The speech was over. The enormous crowd breathed out a sigh. But they remained there, standing, in silence. The courtyards were packed, the bars crammed, the big room itself jammed tight. For some people it was clear that the word had been said – they were released. A few groups disengaged themselves from the edges of the crowd and went home: mostly elderly people. Everyone else was waiting. The band again struck up ‘Tipperary’. Then it slid into a dance tune. No one moved. Stern glances assailed the manager, who stood in acute indecision by the pillar. He made a gesture to the band. Silence. But they could not stand there indefinitely; nor could they go home. Soon people were standing everywhere, glasses in their hands, in the dance room itself, the verandas, the bars, the courts. The band remained on its platform, benevolently regarding the crowd, their instruments at rest. At last they began playing music which was neutral and inoffensive; selections from The Merry Widow and The Pirates of Penzance. And still no one went home. The manager stood watching his patrons with puzzled despair. Clearly he should be giving them something else. At last he approached a certain visiting general from England, who was standing at the bar. This gentleman climbed up beside the band, and began to speak. He spoke of 1914. The date, and the words Verdun, Passchendaele, the Somme, were like a bell tolling, and led to the conclusion of the speech, which was: ‘ … this day, September the third, 1939.’ Heightened and solemn it was; and the hours they had been living through, so formless and unsatisfactory, achieved their proper shape, and became a day they would remember always; it could be allowed to slide back into the past, and become another note of the solemn bell pealing the black dates of history.

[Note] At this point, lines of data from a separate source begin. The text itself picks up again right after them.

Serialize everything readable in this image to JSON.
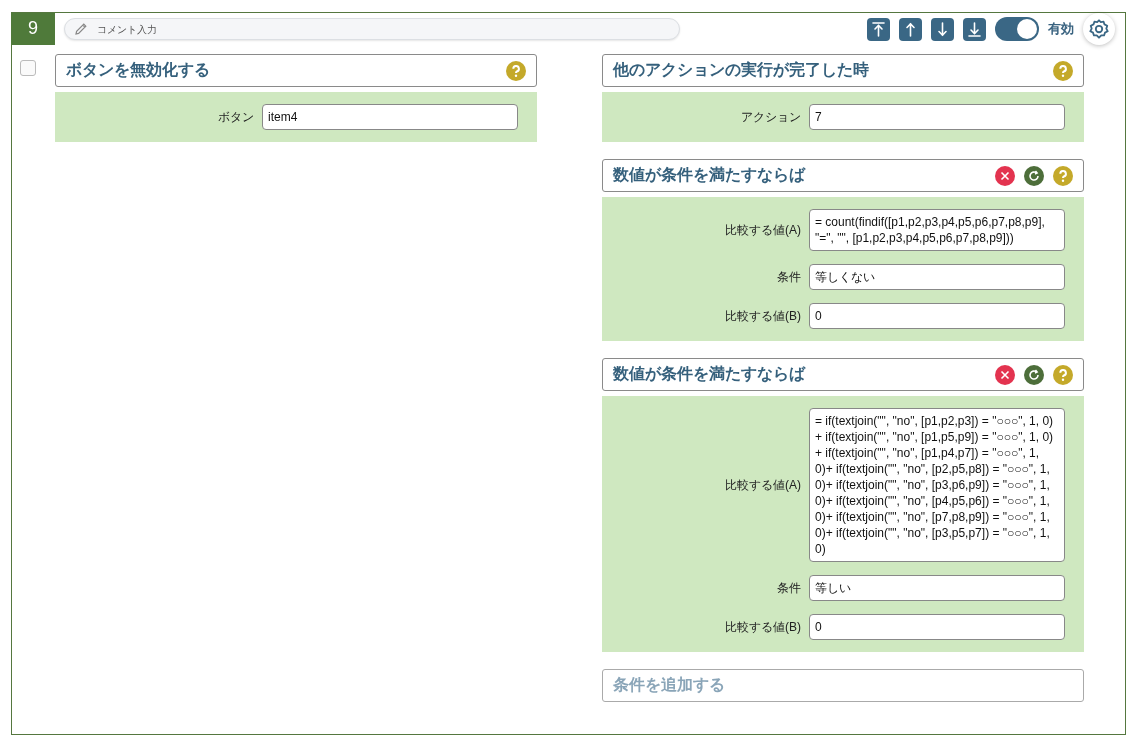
{
  "row_number": "9",
  "comment": {
    "placeholder": "コメント入力"
  },
  "toolbar": {
    "enabled": {
      "on": true,
      "label": "有効"
    }
  },
  "select": {
    "checked": false
  },
  "action": {
    "title": "ボタンを無効化する",
    "fields": [
      {
        "label": "ボタン",
        "value": "item4"
      }
    ]
  },
  "trigger": {
    "title": "他のアクションの実行が完了した時",
    "fields": [
      {
        "label": "アクション",
        "value": "7"
      }
    ]
  },
  "conditions": [
    {
      "title": "数値が条件を満たすならば",
      "fields": [
        {
          "label": "比較する値(A)",
          "value": "= count(findif([p1,p2,p3,p4,p5,p6,p7,p8,p9], \"=\", \"\", [p1,p2,p3,p4,p5,p6,p7,p8,p9]))"
        },
        {
          "label": "条件",
          "value": "等しくない"
        },
        {
          "label": "比較する値(B)",
          "value": "0"
        }
      ]
    },
    {
      "title": "数値が条件を満たすならば",
      "fields": [
        {
          "label": "比較する値(A)",
          "value": "= if(textjoin(\"\", \"no\", [p1,p2,p3]) = \"○○○\", 1, 0) +  if(textjoin(\"\", \"no\", [p1,p5,p9]) = \"○○○\", 1, 0) +  if(textjoin(\"\", \"no\", [p1,p4,p7]) = \"○○○\", 1, 0)+ if(textjoin(\"\", \"no\", [p2,p5,p8]) = \"○○○\", 1, 0)+ if(textjoin(\"\", \"no\", [p3,p6,p9]) = \"○○○\", 1, 0)+ if(textjoin(\"\", \"no\", [p4,p5,p6]) = \"○○○\", 1, 0)+ if(textjoin(\"\", \"no\", [p7,p8,p9]) = \"○○○\", 1, 0)+ if(textjoin(\"\", \"no\", [p3,p5,p7]) = \"○○○\", 1, 0)"
        },
        {
          "label": "条件",
          "value": "等しい"
        },
        {
          "label": "比較する値(B)",
          "value": "0"
        }
      ]
    }
  ],
  "add_condition": {
    "label": "条件を追加する"
  }
}
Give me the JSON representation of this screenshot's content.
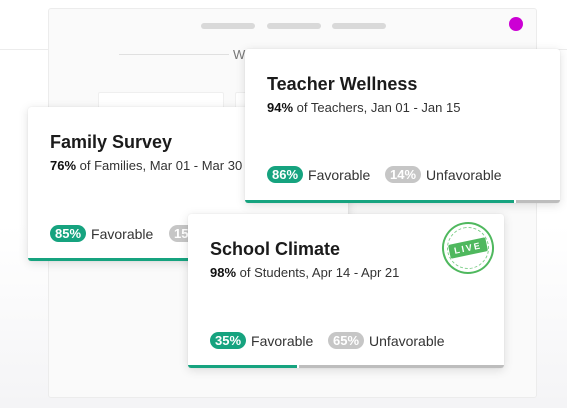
{
  "background_window": {
    "title": "W"
  },
  "cards": {
    "teacher": {
      "title": "Teacher Wellness",
      "pct": "94%",
      "desc": " of Teachers, Jan 01 - Jan 15",
      "favorable_pct": "86%",
      "favorable_label": "Favorable",
      "unfavorable_pct": "14%",
      "unfavorable_label": "Unfavorable",
      "favorable_value": 86
    },
    "family": {
      "title": "Family Survey",
      "pct": "76%",
      "desc": " of Families, Mar 01 - Mar 30",
      "favorable_pct": "85%",
      "favorable_label": "Favorable",
      "unfavorable_pct": "15%",
      "favorable_value": 85
    },
    "school": {
      "title": "School Climate",
      "pct": "98%",
      "desc": " of Students, Apr 14 - Apr 21",
      "favorable_pct": "35%",
      "favorable_label": "Favorable",
      "unfavorable_pct": "65%",
      "unfavorable_label": "Unfavorable",
      "favorable_value": 35,
      "live_label": "LIVE"
    }
  },
  "colors": {
    "favorable": "#16a37f",
    "unfavorable": "#c6c6c6",
    "accent_dot": "#cc00d4",
    "live": "#4fb85e"
  }
}
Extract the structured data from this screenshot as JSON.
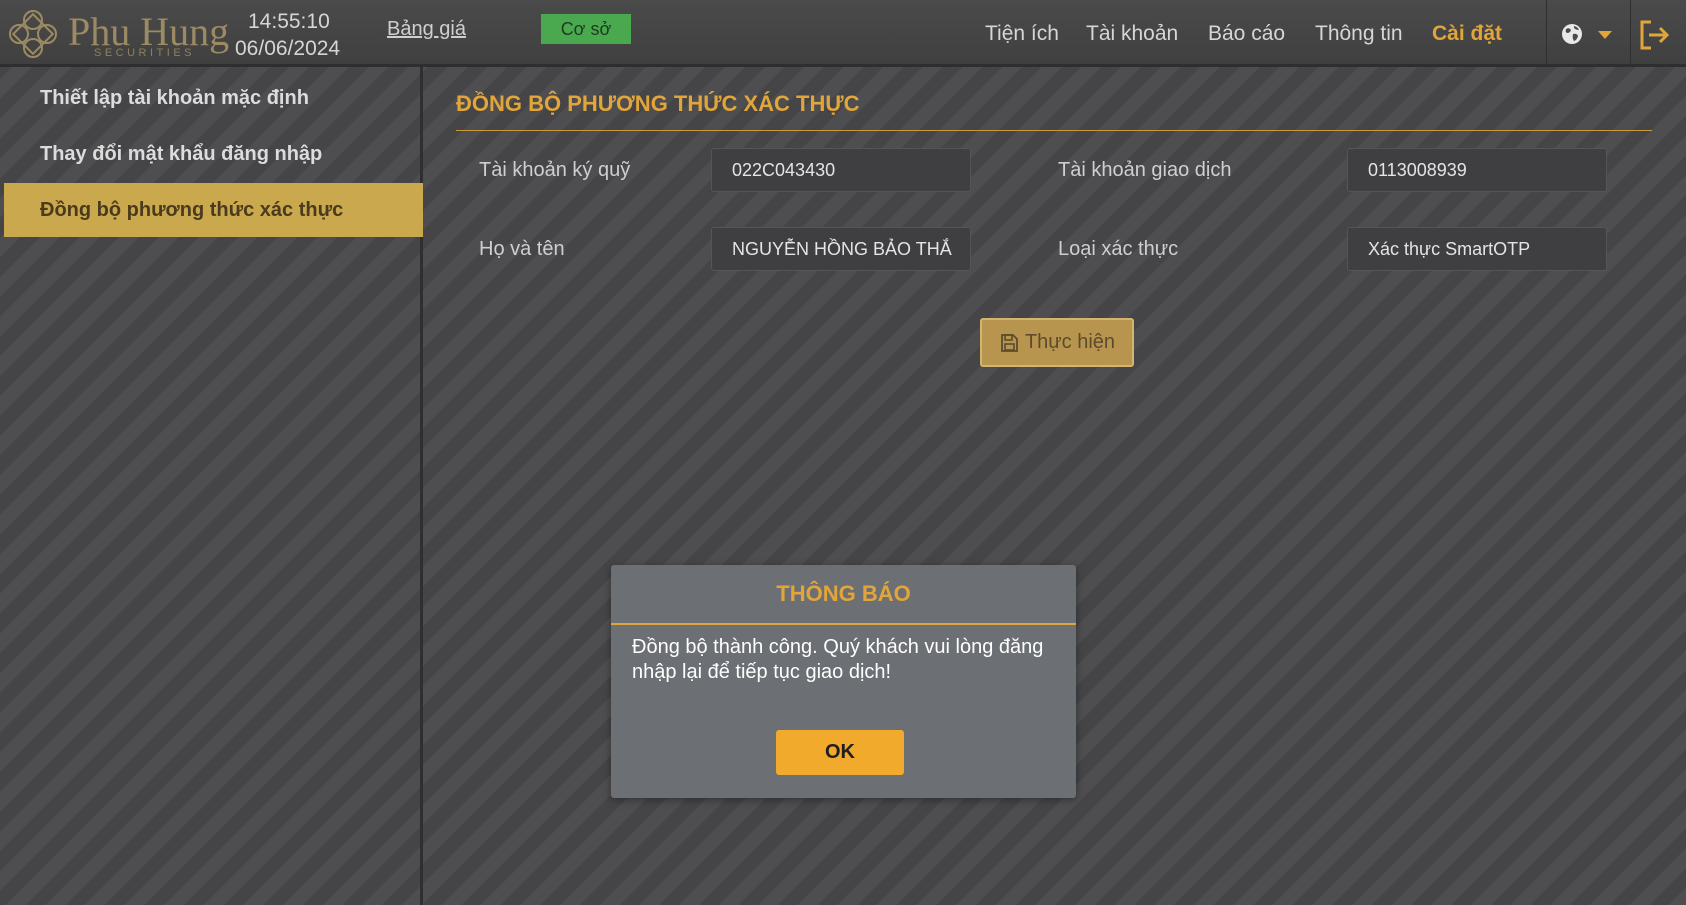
{
  "header": {
    "logo_text": "Phu Hung",
    "logo_sub": "SECURITIES",
    "time": "14:55:10",
    "date": "06/06/2024",
    "price_board_label": "Bảng giá",
    "market_badge_label": "Cơ sở",
    "market_badge_color": "#4aa84e",
    "nav_items": [
      {
        "label": "Tiện ích",
        "active": false
      },
      {
        "label": "Tài khoản",
        "active": false
      },
      {
        "label": "Báo cáo",
        "active": false
      },
      {
        "label": "Thông tin",
        "active": false
      },
      {
        "label": "Cài đặt",
        "active": true
      }
    ],
    "icons": [
      "globe-icon",
      "chevron-down-icon",
      "logout-icon"
    ]
  },
  "sidebar": {
    "items": [
      {
        "label": "Thiết lập tài khoản mặc định",
        "active": false
      },
      {
        "label": "Thay đổi mật khẩu đăng nhập",
        "active": false
      },
      {
        "label": "Đồng bộ phương thức xác thực",
        "active": true
      }
    ]
  },
  "main": {
    "title": "ĐỒNG BỘ PHƯƠNG THỨC XÁC THỰC",
    "fields": {
      "margin_account": {
        "label": "Tài khoản ký quỹ",
        "value": "022C043430"
      },
      "trading_account": {
        "label": "Tài khoản giao dịch",
        "value": "0113008939"
      },
      "full_name": {
        "label": "Họ và tên",
        "value": "NGUYỄN HỒNG BẢO THẮ"
      },
      "auth_type": {
        "label": "Loại xác thực",
        "value": "Xác thực SmartOTP"
      }
    },
    "execute_button": {
      "label": "Thực hiện",
      "icon": "save-icon"
    }
  },
  "modal": {
    "title": "THÔNG BÁO",
    "message": "Đồng bộ thành công. Quý khách vui lòng đăng nhập lại để tiếp tục giao dịch!",
    "ok_label": "OK"
  },
  "colors": {
    "accent": "#e1a53a",
    "sidebar_active": "#caa84e",
    "ok_button": "#f2aa2c"
  }
}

There was nothing more to be said. The general, with a long, half-appealing look at his audience, as if to say ‘I’ve done my best,’ climbed from the platform, hastily adjusting his tunic. The band rose and gathered their instruments. Now they could all go home.

As the Knowells, the Burrells, and the Mathews reached the pavement, Stella remarked in a humorous, apologetic voice that she thought she was going to have a baby. It fell flat.